Experimenting with human prostate cancer cells and mice, cancer imaging experts at Johns Hopkins say they have developed a method for finding and killing malignant cells while sparing healthy ones.
The method, called theranostic imaging, targets and tracks potent drug therapies directly and only to cancer cells. It relies on binding an originally inactive form of drug chemotherapy, with an enzyme, to specific proteins on tumor cell surfaces and detecting the drug’s absorption into the tumor. The binding of the highly specific drug-protein complex, or nanoplex, to the cell surface allows it to get inside the cancerous cell, where the enzyme slowly activates the tumor-killing drug.
Researchers say their findings, published in the journal American Chemical Society Nano online Aug. 6, are believed to be the first to show that chemotherapies can be precisely controlled at the molecular level to maximize their effectiveness against tumors, while also minimizing their side effects.

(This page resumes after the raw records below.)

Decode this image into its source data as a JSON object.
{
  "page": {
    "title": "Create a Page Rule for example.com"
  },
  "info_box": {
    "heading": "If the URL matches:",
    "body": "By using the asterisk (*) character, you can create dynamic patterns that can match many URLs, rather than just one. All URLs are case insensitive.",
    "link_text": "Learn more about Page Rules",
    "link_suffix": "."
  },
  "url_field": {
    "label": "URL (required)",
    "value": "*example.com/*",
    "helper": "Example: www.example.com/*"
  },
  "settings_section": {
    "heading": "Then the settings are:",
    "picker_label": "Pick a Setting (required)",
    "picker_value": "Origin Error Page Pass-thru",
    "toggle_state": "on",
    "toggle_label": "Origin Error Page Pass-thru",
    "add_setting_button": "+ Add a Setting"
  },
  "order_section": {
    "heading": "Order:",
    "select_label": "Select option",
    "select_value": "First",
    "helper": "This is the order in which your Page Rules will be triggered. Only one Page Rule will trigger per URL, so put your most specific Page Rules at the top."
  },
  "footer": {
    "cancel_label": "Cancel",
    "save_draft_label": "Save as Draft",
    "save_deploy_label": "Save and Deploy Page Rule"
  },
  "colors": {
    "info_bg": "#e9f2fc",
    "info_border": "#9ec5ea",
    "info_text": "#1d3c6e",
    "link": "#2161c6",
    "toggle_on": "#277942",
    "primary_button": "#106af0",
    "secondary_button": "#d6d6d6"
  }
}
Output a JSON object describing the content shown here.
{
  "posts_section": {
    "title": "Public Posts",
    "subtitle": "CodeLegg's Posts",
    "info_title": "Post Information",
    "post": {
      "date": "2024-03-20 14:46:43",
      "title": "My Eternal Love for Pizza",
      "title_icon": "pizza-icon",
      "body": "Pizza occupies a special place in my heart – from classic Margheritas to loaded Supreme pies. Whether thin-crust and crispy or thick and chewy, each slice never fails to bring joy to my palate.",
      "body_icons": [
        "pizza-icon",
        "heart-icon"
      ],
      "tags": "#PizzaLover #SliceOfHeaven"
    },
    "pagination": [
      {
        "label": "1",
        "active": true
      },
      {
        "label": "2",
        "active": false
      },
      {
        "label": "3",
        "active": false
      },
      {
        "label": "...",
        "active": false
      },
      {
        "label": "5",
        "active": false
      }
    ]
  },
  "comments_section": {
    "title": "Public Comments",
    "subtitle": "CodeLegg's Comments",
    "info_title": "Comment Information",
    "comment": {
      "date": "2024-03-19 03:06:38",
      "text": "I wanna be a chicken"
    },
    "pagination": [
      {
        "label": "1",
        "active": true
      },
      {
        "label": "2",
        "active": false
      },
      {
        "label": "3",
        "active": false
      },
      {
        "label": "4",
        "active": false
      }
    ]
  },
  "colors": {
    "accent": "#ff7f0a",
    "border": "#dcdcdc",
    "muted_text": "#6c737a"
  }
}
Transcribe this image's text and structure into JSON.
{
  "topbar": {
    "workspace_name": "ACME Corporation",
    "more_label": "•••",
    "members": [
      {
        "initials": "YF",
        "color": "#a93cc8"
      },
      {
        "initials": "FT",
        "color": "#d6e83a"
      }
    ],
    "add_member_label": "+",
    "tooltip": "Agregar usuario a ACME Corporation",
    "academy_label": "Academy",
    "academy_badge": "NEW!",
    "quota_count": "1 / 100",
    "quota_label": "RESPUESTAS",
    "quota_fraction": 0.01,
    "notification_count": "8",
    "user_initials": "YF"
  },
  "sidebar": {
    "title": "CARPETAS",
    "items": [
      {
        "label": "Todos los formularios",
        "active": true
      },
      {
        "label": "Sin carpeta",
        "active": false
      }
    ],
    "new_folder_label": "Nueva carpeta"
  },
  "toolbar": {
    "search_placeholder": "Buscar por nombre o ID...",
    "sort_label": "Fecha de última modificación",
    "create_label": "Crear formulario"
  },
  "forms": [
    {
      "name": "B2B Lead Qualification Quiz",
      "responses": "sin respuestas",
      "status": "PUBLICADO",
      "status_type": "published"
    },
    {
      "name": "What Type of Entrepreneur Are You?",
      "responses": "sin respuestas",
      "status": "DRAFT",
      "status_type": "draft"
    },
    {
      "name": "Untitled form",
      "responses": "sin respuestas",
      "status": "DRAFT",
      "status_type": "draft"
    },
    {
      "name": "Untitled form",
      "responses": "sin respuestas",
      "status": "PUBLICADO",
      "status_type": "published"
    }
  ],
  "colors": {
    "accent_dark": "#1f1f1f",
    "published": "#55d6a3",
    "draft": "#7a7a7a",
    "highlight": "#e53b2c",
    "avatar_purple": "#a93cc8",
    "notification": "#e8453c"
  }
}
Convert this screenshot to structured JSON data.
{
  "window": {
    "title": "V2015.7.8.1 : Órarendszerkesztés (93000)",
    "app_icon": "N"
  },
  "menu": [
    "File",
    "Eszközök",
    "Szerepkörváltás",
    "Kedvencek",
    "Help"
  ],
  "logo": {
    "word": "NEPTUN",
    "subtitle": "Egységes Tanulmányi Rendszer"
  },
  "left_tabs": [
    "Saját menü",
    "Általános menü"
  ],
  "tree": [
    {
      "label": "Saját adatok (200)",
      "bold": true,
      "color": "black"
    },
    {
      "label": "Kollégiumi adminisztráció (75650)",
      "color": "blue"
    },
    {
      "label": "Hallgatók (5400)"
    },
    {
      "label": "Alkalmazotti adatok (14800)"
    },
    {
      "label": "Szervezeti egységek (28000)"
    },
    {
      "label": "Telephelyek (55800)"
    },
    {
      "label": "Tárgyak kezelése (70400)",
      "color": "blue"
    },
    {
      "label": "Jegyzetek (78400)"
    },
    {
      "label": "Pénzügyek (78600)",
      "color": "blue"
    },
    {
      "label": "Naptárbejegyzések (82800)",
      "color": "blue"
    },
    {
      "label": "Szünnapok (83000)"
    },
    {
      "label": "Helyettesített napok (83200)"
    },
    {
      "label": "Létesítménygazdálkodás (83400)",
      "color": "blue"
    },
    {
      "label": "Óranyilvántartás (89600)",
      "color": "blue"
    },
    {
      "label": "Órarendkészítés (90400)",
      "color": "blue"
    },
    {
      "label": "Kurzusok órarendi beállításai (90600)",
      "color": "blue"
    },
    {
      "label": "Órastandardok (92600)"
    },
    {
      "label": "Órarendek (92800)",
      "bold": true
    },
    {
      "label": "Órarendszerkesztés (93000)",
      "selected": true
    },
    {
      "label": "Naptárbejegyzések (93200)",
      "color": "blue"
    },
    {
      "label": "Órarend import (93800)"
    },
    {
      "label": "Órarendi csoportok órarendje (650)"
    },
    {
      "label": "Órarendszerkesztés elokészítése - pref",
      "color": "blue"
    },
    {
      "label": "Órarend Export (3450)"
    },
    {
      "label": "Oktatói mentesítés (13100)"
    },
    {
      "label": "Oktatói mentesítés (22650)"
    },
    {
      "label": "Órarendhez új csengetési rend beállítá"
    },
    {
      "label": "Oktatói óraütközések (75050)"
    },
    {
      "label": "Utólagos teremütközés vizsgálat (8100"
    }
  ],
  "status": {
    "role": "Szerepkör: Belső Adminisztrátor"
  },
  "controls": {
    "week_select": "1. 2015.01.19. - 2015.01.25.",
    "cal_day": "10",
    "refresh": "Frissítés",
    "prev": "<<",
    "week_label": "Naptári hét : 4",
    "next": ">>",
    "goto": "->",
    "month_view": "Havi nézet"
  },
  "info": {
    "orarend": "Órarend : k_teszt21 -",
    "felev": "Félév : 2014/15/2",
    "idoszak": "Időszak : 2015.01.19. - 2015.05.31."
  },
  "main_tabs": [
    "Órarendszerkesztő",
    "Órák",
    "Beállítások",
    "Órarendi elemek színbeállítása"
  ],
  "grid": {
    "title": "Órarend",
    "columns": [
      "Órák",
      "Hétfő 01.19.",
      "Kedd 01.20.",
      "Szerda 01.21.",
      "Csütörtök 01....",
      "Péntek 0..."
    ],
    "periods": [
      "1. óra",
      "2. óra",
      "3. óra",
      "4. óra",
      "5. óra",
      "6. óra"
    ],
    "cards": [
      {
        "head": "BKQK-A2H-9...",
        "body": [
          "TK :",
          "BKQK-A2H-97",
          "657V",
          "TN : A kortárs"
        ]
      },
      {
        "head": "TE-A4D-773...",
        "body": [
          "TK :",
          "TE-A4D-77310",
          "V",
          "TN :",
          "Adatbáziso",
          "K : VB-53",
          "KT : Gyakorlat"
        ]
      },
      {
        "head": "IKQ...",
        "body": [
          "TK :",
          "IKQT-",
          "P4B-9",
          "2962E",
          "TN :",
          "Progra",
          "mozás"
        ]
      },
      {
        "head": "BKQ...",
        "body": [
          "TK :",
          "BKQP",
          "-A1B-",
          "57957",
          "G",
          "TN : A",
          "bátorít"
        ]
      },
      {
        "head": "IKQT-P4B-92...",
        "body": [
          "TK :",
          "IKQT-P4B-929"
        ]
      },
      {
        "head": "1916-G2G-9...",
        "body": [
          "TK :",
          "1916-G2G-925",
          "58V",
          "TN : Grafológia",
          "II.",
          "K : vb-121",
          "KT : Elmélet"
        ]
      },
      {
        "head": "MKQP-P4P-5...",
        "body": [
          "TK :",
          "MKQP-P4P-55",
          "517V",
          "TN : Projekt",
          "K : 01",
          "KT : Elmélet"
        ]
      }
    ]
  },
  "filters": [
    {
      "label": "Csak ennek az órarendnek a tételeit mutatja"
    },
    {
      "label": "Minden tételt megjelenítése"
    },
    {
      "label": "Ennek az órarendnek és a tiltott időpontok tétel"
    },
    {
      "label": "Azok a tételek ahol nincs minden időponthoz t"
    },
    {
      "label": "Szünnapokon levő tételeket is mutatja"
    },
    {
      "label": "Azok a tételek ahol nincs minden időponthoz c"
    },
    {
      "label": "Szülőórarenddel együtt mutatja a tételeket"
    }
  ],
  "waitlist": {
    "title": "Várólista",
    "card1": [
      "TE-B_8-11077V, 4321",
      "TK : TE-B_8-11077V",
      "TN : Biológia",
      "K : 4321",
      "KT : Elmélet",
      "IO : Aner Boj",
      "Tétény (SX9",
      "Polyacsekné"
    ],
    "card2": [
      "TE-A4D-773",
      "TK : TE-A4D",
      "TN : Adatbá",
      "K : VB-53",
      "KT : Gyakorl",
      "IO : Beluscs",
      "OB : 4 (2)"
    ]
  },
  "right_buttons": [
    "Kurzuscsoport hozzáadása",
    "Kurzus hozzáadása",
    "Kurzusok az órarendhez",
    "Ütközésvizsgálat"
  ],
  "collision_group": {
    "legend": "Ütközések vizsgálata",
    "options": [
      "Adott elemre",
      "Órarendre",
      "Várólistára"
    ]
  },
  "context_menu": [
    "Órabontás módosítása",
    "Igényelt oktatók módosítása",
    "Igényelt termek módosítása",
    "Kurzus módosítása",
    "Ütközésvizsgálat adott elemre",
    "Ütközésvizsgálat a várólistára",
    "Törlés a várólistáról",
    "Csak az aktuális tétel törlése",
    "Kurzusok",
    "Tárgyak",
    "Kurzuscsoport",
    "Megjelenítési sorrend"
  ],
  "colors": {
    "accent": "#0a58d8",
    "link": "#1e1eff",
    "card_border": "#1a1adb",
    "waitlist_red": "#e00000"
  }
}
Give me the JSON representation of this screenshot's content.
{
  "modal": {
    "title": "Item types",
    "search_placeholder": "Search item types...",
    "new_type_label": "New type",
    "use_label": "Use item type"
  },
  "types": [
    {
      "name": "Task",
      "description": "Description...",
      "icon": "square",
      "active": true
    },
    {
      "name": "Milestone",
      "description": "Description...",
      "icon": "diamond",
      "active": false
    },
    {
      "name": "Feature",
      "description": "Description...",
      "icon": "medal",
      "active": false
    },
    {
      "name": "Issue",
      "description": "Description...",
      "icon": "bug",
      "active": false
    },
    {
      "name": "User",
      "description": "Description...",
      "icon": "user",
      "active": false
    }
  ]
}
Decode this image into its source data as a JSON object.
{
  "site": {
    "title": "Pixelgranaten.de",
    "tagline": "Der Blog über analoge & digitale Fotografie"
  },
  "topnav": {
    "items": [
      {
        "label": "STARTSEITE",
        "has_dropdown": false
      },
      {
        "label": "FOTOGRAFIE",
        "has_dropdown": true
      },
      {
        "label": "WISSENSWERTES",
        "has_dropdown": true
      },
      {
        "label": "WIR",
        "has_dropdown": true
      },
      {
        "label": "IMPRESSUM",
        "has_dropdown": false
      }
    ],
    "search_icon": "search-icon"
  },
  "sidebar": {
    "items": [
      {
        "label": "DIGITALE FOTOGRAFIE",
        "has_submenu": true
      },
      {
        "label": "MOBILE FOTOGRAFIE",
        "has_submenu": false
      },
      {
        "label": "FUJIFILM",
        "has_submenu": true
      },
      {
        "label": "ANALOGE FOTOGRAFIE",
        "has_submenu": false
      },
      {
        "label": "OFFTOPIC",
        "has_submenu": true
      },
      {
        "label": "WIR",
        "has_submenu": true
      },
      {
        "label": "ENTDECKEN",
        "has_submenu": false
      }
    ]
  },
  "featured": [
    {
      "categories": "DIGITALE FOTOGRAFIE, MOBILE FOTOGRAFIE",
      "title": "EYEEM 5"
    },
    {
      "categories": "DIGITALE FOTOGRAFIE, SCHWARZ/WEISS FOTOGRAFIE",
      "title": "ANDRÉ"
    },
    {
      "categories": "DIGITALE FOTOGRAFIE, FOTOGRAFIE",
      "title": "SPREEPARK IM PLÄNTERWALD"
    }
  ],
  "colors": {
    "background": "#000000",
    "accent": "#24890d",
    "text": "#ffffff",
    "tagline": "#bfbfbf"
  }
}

Senior study investigator Zaver Bhujwalla, Ph.D., a professor at the Johns Hopkins University School of Medicine and its Kimmel Cancer Center, notes that a persistent problem with current chemotherapy is that it attacks all kinds of cells and tissues, not just cancerous ones.
In the theranostic imaging experiments, overseen by Bhujwalla and study co-investigator Martin Pomper, M.D., Ph.D., investigators directed drugs only to cancer cells, specifically those with prostate-specific membrane antigen, or PSMA cell surface proteins.
“Our results show a non-invasive imaging approach to following and delivering targeted therapy to any cancer that expresses PSMA,” says Bhujwalla, who also serves as director of the Johns Hopkins In Vivo Cellular and Molecular Imaging Center (ICMIC), where the theranostic imaging studies were developed.
Bhujwalla says the new technique potentially will work against any cancer in which tumors elevate production of certain cell surface proteins. Examples would include breast cancers with HER-2/neu and CXCR4 proteins, and some liver, lung and kidney cancers also known to express particular proteins. She notes that PSMA is expressed in the vessels of most solid tumors, suggesting that the nanoplex reported in the latest study could be used in general to image and treat a variety of cancers.
In their latest series of experiments, primarily in mice injected with human prostate tumor cells, Bhujwalla and the Johns Hopkins team tested their ability to track with imaging devices the delivery of anti-cancer drugs directly to tumors. Some of the tumors were comprised of cells with PSMA, while other so-called control tumors had none.
Included in the drug nanoplex were small strands of RNA, cell construction acids that can be used instead to block and turn down production of a well-known enzyme, choline kinase, whose levels usually rise with tumor growth. All nanoplex components were imaged inside the tumor, in addition to dropping choline kinase production, which decreased by 80 percent within 48 hours of nanoplex absorption into cells with ample PSMA. When researchers used antibodies to block the action of PSMA, down went the level of nanoplex uptake and drug activation in cancerous cells as measured by dimming of the image.
Different concentrations of the drug nanoplex, tagged with radioactive and fluorescent molecules, were mixed in the lab with prostate cancer tissue cells, some of which had extra PSMA and others which had none. Only those cells with extra PSMA showed nanoplex uptake, as measured by image intensity, which later decreased when PSMA-blocking chemicals were added (back to levels seen in cells with almost no PSMA).
Additional experiments involving injections of three different concentrations of the drug nanoplex showed no damage to other vital mouse organs, such as the kidney and liver, nor any uptick in the mouse immune system response.
“Our theranostic imaging approach shows how the best methods of detection and treatment can be combined to form highly specialized, more potent and safer forms of chemotherapy,” says Pomper, a professor at Johns Hopkins, who also serves as an associate director at ICMIC.
He says that an important goal for theranostic imaging is to move it beyond standard chemotherapy that attacks one target molecule at a time. “With theranostic imaging, we can attack multiple tumor targets, making it harder for the tumor to evade drug treatment,” says Pomper, who is already working with colleagues at Johns Hopkins to identify other molecular targets.
The most recent studies were performed at Johns Hopkins over two years, starting in 2010, with funding support from the National Cancer Institute, part of the National Institutes of Health. The corresponding grant numbers are P50-CA103175, RO1-CA138515 and RO1-CA134675.
In addition to Bhujwalla, and Pomper, other Johns Hopkins researchers from the Russell H. Morgan Department of Radiology involved in this imaging study were lead investigators Zhihang Chen, Ph.D., and Mary-France Penet, Ph.D. Additional study co-investigators were Sridhar Nimmagadda, Ph.D.; Li Cong, Ph.D.; Sangeeta Banerjee, Ph.D.; Paul Winnard Jr., Ph.D.; Dmitri Artemov, Ph.D.; and Kristine Glunde, Ph.D.